Serious action planned against possible Australian kava ban

The Betoota Advocate newspaper tells us

Entire scaffolding Industry in Quuensland on strike over ban on kava

One of Queensland’s most tight-knit construction communities have this week announced plans to go on strike over the government’s controversial new measures to monitor the transportation and personal consumption of the psychoactive southern Pacific plant, Kava.

The consumption of kava is a cultural tradition for a vast number of Polynesian and Micronesian communities based in the Pacific Islands as well as New Zealand, Hawaii and Australia.

The roots of the plant are used to produce a drink with sedative and anaesthetic properties. The relaxing effects of kava are non-stimulated and sedating. It is primarily consumed to relax without the intoxicating effects of other drugs.

However, gradual pressure has been put on Australian-Polynesian communities by members of both state and federal governments who do not understand the concept of socially-responsible consumption.

The new measures proposed by authorities to tackle the possession, sale and transportation of kava – has seen this same community reach boiling point.

The entire scaffolding industry of Queensland’s south-east corner, which is predominantly made up of deeply-rooted Pacific Islander-Australians, have this week put the government on notice.

Their demands are simple. The authorities have received an ultimatum:

“If restrictions continue to be placed on the consumption and or transportation of kava… Then construction projects in Logan, the Gold Coast and Brisbane will be halted indefinitely.”

Lote Rokocoko, a spokesperson for the newly-organised KIWI SCAFFERS AGAINST KAVA BANS (KSAKB) has spoken to the Betoota Advocate about the first Australian workers strike to be organised without any help from the unions.

“The government is happy for us to spend every minute of every day on the top of half-built skyscrapers, but they aren’t happy with how we spend our down-time. What the fuck do they know about kava?!”

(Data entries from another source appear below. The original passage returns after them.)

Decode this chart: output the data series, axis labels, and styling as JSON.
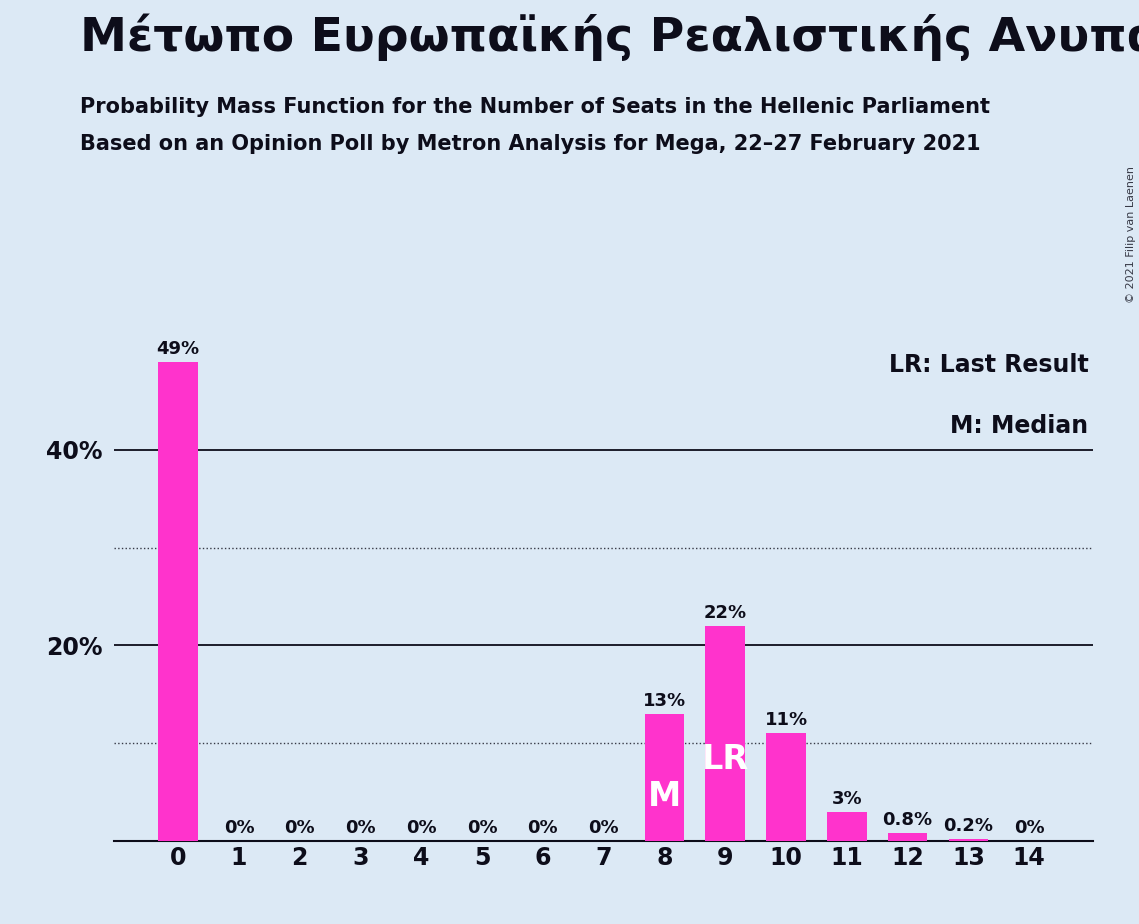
{
  "title": "Μέτωπο Ευρωπαϊκής Ρεαλιστικής Ανυπακοής",
  "subtitle1": "Probability Mass Function for the Number of Seats in the Hellenic Parliament",
  "subtitle2": "Based on an Opinion Poll by Metron Analysis for Mega, 22–27 February 2021",
  "copyright": "© 2021 Filip van Laenen",
  "categories": [
    0,
    1,
    2,
    3,
    4,
    5,
    6,
    7,
    8,
    9,
    10,
    11,
    12,
    13,
    14
  ],
  "values": [
    49,
    0,
    0,
    0,
    0,
    0,
    0,
    0,
    13,
    22,
    11,
    3,
    0.8,
    0.2,
    0
  ],
  "labels": [
    "49%",
    "0%",
    "0%",
    "0%",
    "0%",
    "0%",
    "0%",
    "0%",
    "13%",
    "22%",
    "11%",
    "3%",
    "0.8%",
    "0.2%",
    "0%"
  ],
  "bar_color": "#FF33CC",
  "background_color": "#DCE9F5",
  "text_color": "#0d0d1a",
  "median_seat": 8,
  "lr_seat": 9,
  "legend_lr": "LR: Last Result",
  "legend_m": "M: Median",
  "ylim": [
    0,
    52
  ],
  "ytick_positions": [
    20,
    40
  ],
  "ytick_labels": [
    "20%",
    "40%"
  ],
  "solid_gridlines": [
    20,
    40
  ],
  "dotted_gridlines": [
    10,
    30
  ],
  "title_fontsize": 34,
  "subtitle_fontsize": 15,
  "tick_fontsize": 17,
  "label_fontsize": 13,
  "legend_fontsize": 17,
  "bar_width": 0.65
}
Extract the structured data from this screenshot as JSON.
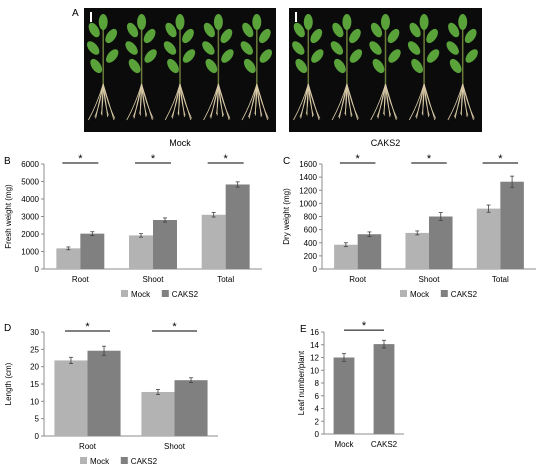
{
  "panels": {
    "a": "A",
    "b": "B",
    "c": "C",
    "d": "D",
    "e": "E"
  },
  "photos": [
    {
      "caption": "Mock",
      "plants": 5
    },
    {
      "caption": "CAKS2",
      "plants": 5
    }
  ],
  "colors": {
    "mock": "#b3b3b3",
    "caks2": "#808080",
    "error_bar": "#404040",
    "axis": "#8c8c8c",
    "leaf": "#5aa33b",
    "root": "#d8c9a6",
    "photo_bg": "#0b0b0b"
  },
  "chart_data": [
    {
      "panel": "B",
      "type": "bar",
      "categories": [
        "Root",
        "Shoot",
        "Total"
      ],
      "series": [
        {
          "name": "Mock",
          "values": [
            1180,
            1920,
            3100
          ],
          "errors": [
            80,
            100,
            130
          ]
        },
        {
          "name": "CAKS2",
          "values": [
            2020,
            2800,
            4830
          ],
          "errors": [
            110,
            120,
            150
          ]
        }
      ],
      "ylabel": "Fresh weight (mg)",
      "ylim": [
        0,
        6000
      ],
      "yticks": [
        "0",
        "1000",
        "2000",
        "3000",
        "4000",
        "5000",
        "6000"
      ],
      "significance": [
        "*",
        "*",
        "*"
      ],
      "legend": "bottom",
      "grid": false
    },
    {
      "panel": "C",
      "type": "bar",
      "categories": [
        "Root",
        "Shoot",
        "Total"
      ],
      "series": [
        {
          "name": "Mock",
          "values": [
            370,
            550,
            920
          ],
          "errors": [
            30,
            30,
            55
          ]
        },
        {
          "name": "CAKS2",
          "values": [
            530,
            800,
            1330
          ],
          "errors": [
            35,
            60,
            85
          ]
        }
      ],
      "ylabel": "Dry weight (mg)",
      "ylim": [
        0,
        1600
      ],
      "yticks": [
        "0",
        "200",
        "400",
        "600",
        "800",
        "1000",
        "1200",
        "1400",
        "1600"
      ],
      "significance": [
        "*",
        "*",
        "*"
      ],
      "legend": "bottom",
      "grid": false
    },
    {
      "panel": "D",
      "type": "bar",
      "categories": [
        "Root",
        "Shoot"
      ],
      "series": [
        {
          "name": "Mock",
          "values": [
            21.8,
            12.7
          ],
          "errors": [
            0.9,
            0.7
          ]
        },
        {
          "name": "CAKS2",
          "values": [
            24.6,
            16.1
          ],
          "errors": [
            1.3,
            0.7
          ]
        }
      ],
      "ylabel": "Length (cm)",
      "ylim": [
        0,
        30
      ],
      "yticks": [
        "0",
        "5",
        "10",
        "15",
        "20",
        "25",
        "30"
      ],
      "significance": [
        "*",
        "*"
      ],
      "legend": "bottom",
      "grid": false
    },
    {
      "panel": "E",
      "type": "bar",
      "categories": [
        "Mock",
        "CAKS2"
      ],
      "series": [
        {
          "name": "",
          "values": [
            12.0,
            14.1
          ],
          "errors": [
            0.6,
            0.6
          ]
        }
      ],
      "ylabel": "Leaf number/plant",
      "ylim": [
        0,
        16
      ],
      "yticks": [
        "0",
        "2",
        "4",
        "6",
        "8",
        "10",
        "12",
        "14",
        "16"
      ],
      "significance": [
        "*"
      ],
      "legend": "none",
      "grid": false
    }
  ]
}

“They would prefer us to go to the pub and drink a skinful of piss until we start bashing the fuck out of each other like every other blue-collar Aussie. I’m sorry, but that doesn’t interest us,”

“Kava is the Polynesian communities’ answer to tea or coffee. It is an integral part of our community – they’re just intimidated by the fact that they can’t tax it,”

The strike is currently well underway, with both small and large construction companies desperately trying to sub-contract. Most have seen little success in their attempts to replace the well-engrained Polynesian-Australian scaffolders.

A spokesperson from Queensland-based construction conglomerate, Hutchinson builders, has also spoken up.

“Jeez, I wish one of those pin-striped suits up there in Parliament would hurry up and give these blokes what they want,”

“We can’t replace them – and we can’t work without them. It’s bad for business. Leave that kava shit alone so we can get back to work – it’s not like they come to work drunk on the shit”

However, with lawmakers showing no signs of bowing to the pressure of a suspended infrastructure, it looks like the tools will stay down until both sides can come to an agreement.

The Betoota Advocate have also received unconfirmed reports of similar pro-kava activity in several other Pacific-Islander industries including: nightclub security, NRL football and the Mormon Church.


3 Comments on “Serious action planned against possible Australian kava ban”

  1. sonny says:

    If they ban kava, Vanuatu should been Aussie beers in the islands.


  2. brentclough says:

    Hi Bob,
    The Betoota Advocate from what I can work out is actually a fake news site.